Grounds of Appeal by Revenue:
The Revenue contended that the Commissioner of Income Tax (Appeal) erred in deleting the addition under section 68 of the IT Act, 1961, without sufficient justification for the variance in cash sales between different assessment years. Additionally, the Revenue argued that the assessing officer's acceptance of the books of accounts was questionable, as there were discrepancies in cash sales figures. The Revenue sought to set aside the CIT(A)'s order based on these grounds.

Grounds of Cross Objection by Assessee:
The assessee maintained that the CIT(A) rightly deleted the addition, emphasizing that the assessing officer had accepted the books of accounts and that there were adequate stocks and purchases to support the sales. The assessee argued against double taxation, stating that the cash receipts had already been offered for taxation. The cross-objector reserved the right to modify the grounds before or during the hearing.

Key Facts and Background:
The assessee, engaged in the jewelry business, faced scrutiny regarding cash deposits during the demonetization period. The assessing officer raised concerns about a significant increase in cash sales before demonetization, suspecting them to be non-genuine. Subsequently, an addition of Rs. 3,89,52,097 was made as income from undisclosed sources under section 68 of the Act. The CIT(A) later allowed the assessee's appeal, leading to the Revenue filing an appeal against this decision.

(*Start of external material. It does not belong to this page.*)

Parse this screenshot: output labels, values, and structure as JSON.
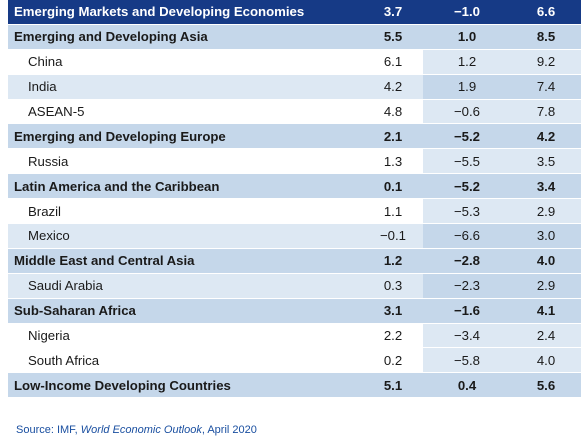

Court's Analysis and Decision:
The Court considered the grounds of appeal by the Revenue, focusing on the addition made under section 68 of the Act. It noted that while suspicions were raised regarding the cash sales spike, there was no evidence of wrongdoing by the assessee. The Court emphasized that once the books of accounts were accepted and entries matched, additions as bogus sales were unwarranted. The Court cited legal precedent to support the importance of genuine entries and cash balance matching the books. Additionally, the Court addressed the issue of incomplete customer details, stating that not obtaining full addresses was not mandatory under the law and should not lead to adverse inferences. Given the lack of defects in stock data and acceptance of books of accounts, the Court dismissed the Revenue's appeal and upheld the CIT(A)'s decision.

Outcome:
The Court dismissed the Revenue's appeal in ITA No. 1597/Del/2022, upholding the CIT(A)'s order. Consequently, the cross objection filed by the assessee became redundant and was also dismissed. The final decision was pronounced in open court on 24th August 2023.